So you want to be a software developer.
Welcome to the club! It’s a fun and rewarding profession full of success and a healthy dose of failure. If you love puzzle solving and engineering solutions to real-world problems, this is the job for you. But how do you break into the industry if you don’t have much experience to your name?
The Junior/Senior Problem
Many companies have openings for software developers. We’re an in-demand resource in today’s business landscape. After all, software is eating the world as they say. The problem a lot of companies have is they’ve become convinced quality software can only be created by people with extensive formal training and many, many years of experience in the field. Consequently, in really any other market besides the biggest ones on each coast, you’ll find several openings for senior level developers, but jobs listed as junior or intermediate are usually few and far between. This is attributable partially to the supply of juniors over seniors, leading to more competition for those jobs. But I also think many companies overestimate how complex their needs are when it comes to app architecture. The bottom line is that much of the software written in modern companies is fairly utilitarian and mostly solves problems that have been solved before. The idea that it requires a senior level developer with 10 years of experience is just silly.

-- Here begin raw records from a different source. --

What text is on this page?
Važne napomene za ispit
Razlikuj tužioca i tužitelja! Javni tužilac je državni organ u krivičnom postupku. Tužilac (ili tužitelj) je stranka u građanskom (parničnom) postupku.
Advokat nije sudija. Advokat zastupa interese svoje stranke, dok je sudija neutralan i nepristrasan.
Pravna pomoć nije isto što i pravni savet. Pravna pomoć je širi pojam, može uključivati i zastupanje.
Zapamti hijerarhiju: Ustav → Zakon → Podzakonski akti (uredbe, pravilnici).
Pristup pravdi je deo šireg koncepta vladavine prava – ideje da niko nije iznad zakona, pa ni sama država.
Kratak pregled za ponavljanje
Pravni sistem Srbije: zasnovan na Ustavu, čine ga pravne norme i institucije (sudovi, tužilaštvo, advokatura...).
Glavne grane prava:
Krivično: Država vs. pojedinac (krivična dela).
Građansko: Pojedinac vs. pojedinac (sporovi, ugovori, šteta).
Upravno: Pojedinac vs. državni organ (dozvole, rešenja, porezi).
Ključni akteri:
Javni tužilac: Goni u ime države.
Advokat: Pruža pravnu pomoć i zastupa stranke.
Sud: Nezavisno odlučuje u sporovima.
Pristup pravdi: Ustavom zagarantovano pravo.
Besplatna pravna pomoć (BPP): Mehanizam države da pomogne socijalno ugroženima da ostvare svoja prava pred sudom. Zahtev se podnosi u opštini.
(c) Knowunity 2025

In addition, an immense amount of knowledge and skills transfer is necessary to keep the pipeline of viable developers healthy and that means continual investment in junior developers by more senior devs as well as the companies they work for. Why this isn’t apparent to more managers is baffling to me.
How can you combat this as a junior and get your foot in the door as a new developer to gain that critical experience everyone wants you to have? Here are some tips I’ve learned from mentoring juniors over the last several years.
Usually, your first point of contact with a company is through your resume. It’s unfortunate that you are initially judged based on a one-page document with shockingly brief descriptions of your experience, but that is the reality we have to deal with.
Because of this, and also because most people spend less than 60 seconds scanning an average resume, you’ll want to be very strategic with how you present yourself on that piece of paper.
Before you design your resume (and I recommend you treat it as an opportunity to design an experience for employers to learn about you), think about the kinds of jobs you want to attract with this document. You can present yourself in different lights (without being dishonest of course) and you’ll appear more or less desirable for any given position. Once you’ve determined how you want to frame your training and experience, be sure to showcase the most important and/or relevant items as prominently as possible. Remember, you’ve got less than 60 seconds to impress, so no beating around the bush. Put your most relevant info front and center.
Have a GitHub profile with repositories that showcase your skills as a web developer? Applying for a web developer position? Perfect. Place links to those repos on your resume.
Want to grab a position as an iOS developer and have a personal passion project in the App Store? Excellent! Give them the terms to find your app and put them on your resume.
Just graduate from a bootcamp where you spent several intense months learning and practicing with the platform you’re applying for? Wonderful! You know where it should go, right at the top.
The bottom line – mold your resume to the position or positions you are most interested in attracting. It’s likely you’ll be going after one kind of job for your first position, but don’t be afraid to morph your resume over time as you advance in your career. Your experience isn’t static, and neither should be the document that chronicles it.
Applying for a developer job can be a daunting task on its own. I’ve seen posts online of developers applying to hundreds of companies and only receiving a handful of responses. While this net-casting approach can work, it is very time consuming and will mostly lead to few responses.
A better approach is to try to find job listings that appear to be potentially a good fit, and then seek out contacts you may have (or friends-of-friends) to establish an inside connection within the company. It’s almost always easier to get someone from the inside to help bubble your application to the top of the pile. This whole process is about standing out from the crowd. Ask your acquaintance to help you get in contact with the hiring manager directly, maybe with an email introduction.
If you aren’t sure if you have a pre-existing connection with an insider at the company, you can use tools like LinkedIn to research current employees and find out if someone you know knows someone at the company. Cold outreach directly to a current employee could be perceived negatively, but working through someone you know can get you an introduction that’s more meaningful.
I may have said above that it’s a buyer’s market, but that doesn’t mean companies won’t be picky about whom they choose to bring in for an interview. Just because you don’t get a response immediately, that doesn’t mean the company isn’t necessarily interested. Remember, this relationship is very lopsided. To you they are one singular job opportunity. To them, you are one of maybe dozens or hundreds of applicants. So be sure to “stick out” in their minds. Don’t be afraid to email or contact them often during the application/interview process simply to remind them you are still here and are still interested. It’s very easy for a hiring manager to get overwhelmed and lose track of a given applicant. It may feel like you’re being annoyingly persistent, but from their perspective you’re simply staying top-of-mind.